The second part of the talk will discuss the case of networks in the presence of uncertainties modelled with random data, in particular: random synaptic connections, external stimuli, neuronal firing rates, and initial conditions. Such problems give rise to random solutions, whose mean, variance, or other quantities of interest have to be estimated using numerical simulations. This so-called forward uncertainty quantification problem is challenging because it couples spatially nonlocal, nonlinear problems to large-dimensional random data.

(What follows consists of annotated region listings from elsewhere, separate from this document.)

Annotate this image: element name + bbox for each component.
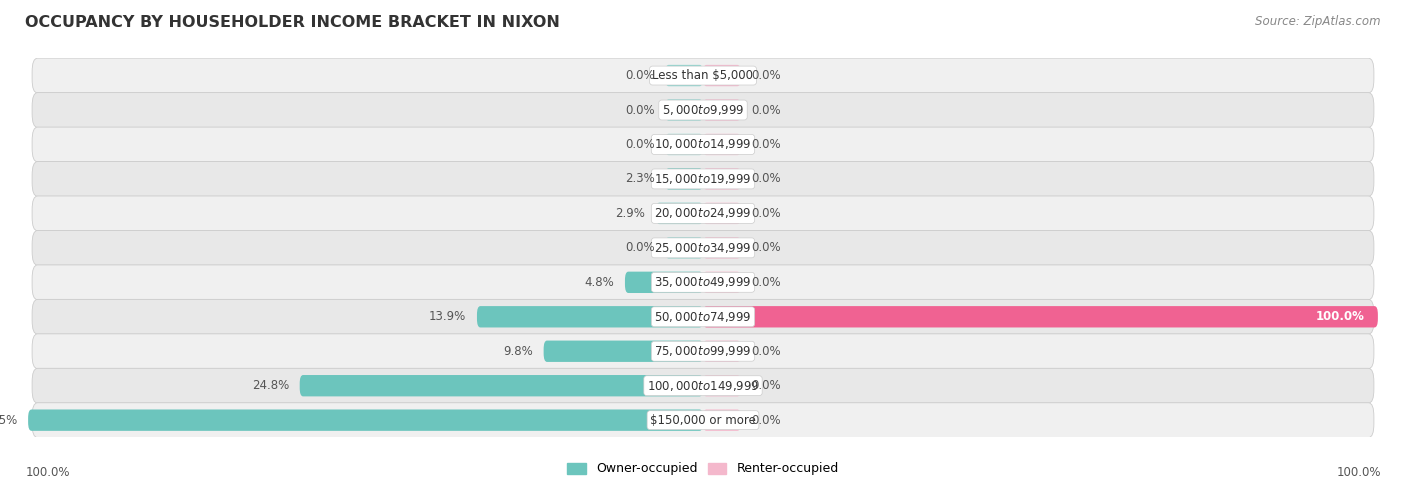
FancyBboxPatch shape [299,375,703,397]
Text: $75,000 to $99,999: $75,000 to $99,999 [654,344,752,358]
Text: 0.0%: 0.0% [624,242,654,254]
Text: 24.8%: 24.8% [252,379,288,392]
FancyBboxPatch shape [665,134,703,155]
Text: 0.0%: 0.0% [624,104,654,117]
FancyBboxPatch shape [32,368,1374,403]
FancyBboxPatch shape [32,127,1374,162]
Text: $10,000 to $14,999: $10,000 to $14,999 [654,138,752,152]
Text: 0.0%: 0.0% [624,69,654,82]
Text: $25,000 to $34,999: $25,000 to $34,999 [654,241,752,255]
Text: $50,000 to $74,999: $50,000 to $74,999 [654,310,752,324]
FancyBboxPatch shape [655,203,703,224]
Text: 0.0%: 0.0% [752,173,782,186]
FancyBboxPatch shape [703,375,741,397]
Text: 0.0%: 0.0% [624,138,654,151]
Text: $150,000 or more: $150,000 or more [650,414,756,427]
FancyBboxPatch shape [665,99,703,121]
FancyBboxPatch shape [32,403,1374,437]
Text: Less than $5,000: Less than $5,000 [652,69,754,82]
FancyBboxPatch shape [32,230,1374,265]
FancyBboxPatch shape [32,161,1374,196]
Text: 0.0%: 0.0% [752,207,782,220]
Text: 0.0%: 0.0% [752,138,782,151]
FancyBboxPatch shape [703,134,741,155]
FancyBboxPatch shape [32,196,1374,231]
FancyBboxPatch shape [665,65,703,86]
FancyBboxPatch shape [703,341,741,362]
Text: $35,000 to $49,999: $35,000 to $49,999 [654,276,752,289]
Text: 100.0%: 100.0% [1316,310,1364,323]
Legend: Owner-occupied, Renter-occupied: Owner-occupied, Renter-occupied [562,457,844,481]
Text: 0.0%: 0.0% [752,345,782,358]
Text: 0.0%: 0.0% [752,69,782,82]
Text: 2.9%: 2.9% [616,207,645,220]
FancyBboxPatch shape [703,65,741,86]
FancyBboxPatch shape [477,306,703,328]
FancyBboxPatch shape [665,168,703,190]
Text: 0.0%: 0.0% [752,242,782,254]
FancyBboxPatch shape [32,93,1374,127]
FancyBboxPatch shape [624,272,703,293]
Text: 9.8%: 9.8% [503,345,533,358]
Text: 13.9%: 13.9% [429,310,467,323]
Text: 0.0%: 0.0% [752,104,782,117]
FancyBboxPatch shape [544,341,703,362]
FancyBboxPatch shape [703,203,741,224]
Text: 0.0%: 0.0% [752,414,782,427]
FancyBboxPatch shape [28,410,703,431]
Text: $20,000 to $24,999: $20,000 to $24,999 [654,207,752,220]
FancyBboxPatch shape [703,272,741,293]
Text: $5,000 to $9,999: $5,000 to $9,999 [662,103,744,117]
FancyBboxPatch shape [32,334,1374,369]
Text: 100.0%: 100.0% [25,466,70,479]
Text: 0.0%: 0.0% [752,379,782,392]
Text: 0.0%: 0.0% [752,276,782,289]
FancyBboxPatch shape [32,58,1374,93]
FancyBboxPatch shape [703,237,741,259]
Text: 4.8%: 4.8% [585,276,614,289]
Text: OCCUPANCY BY HOUSEHOLDER INCOME BRACKET IN NIXON: OCCUPANCY BY HOUSEHOLDER INCOME BRACKET … [25,15,560,30]
FancyBboxPatch shape [703,168,741,190]
Text: $15,000 to $19,999: $15,000 to $19,999 [654,172,752,186]
FancyBboxPatch shape [703,99,741,121]
FancyBboxPatch shape [703,306,1378,328]
FancyBboxPatch shape [32,299,1374,334]
FancyBboxPatch shape [32,265,1374,300]
FancyBboxPatch shape [703,410,741,431]
Text: $100,000 to $149,999: $100,000 to $149,999 [647,379,759,393]
Text: Source: ZipAtlas.com: Source: ZipAtlas.com [1256,15,1381,28]
FancyBboxPatch shape [665,237,703,259]
Text: 100.0%: 100.0% [1336,466,1381,479]
Text: 2.3%: 2.3% [624,173,654,186]
Text: 41.5%: 41.5% [0,414,17,427]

I will present a family of schemes that couple a spatial projector for the spatial discretisation, to stochastic collocation for the random data. We will analyse the time- dependent problem with random data and the schemes from a functional analytic viewpoint, and show that the proposed methods can achieve spectral accuracy, provided the random data is sufficiently regular. We will showcase the schemes using several examples.

Acknowledgements This talk presents joint work with Francesca Cavallini (VU Amsterdam), Svetlana Dubinkina (VU Amsterdam), and Gabriel Lord (Radboud University).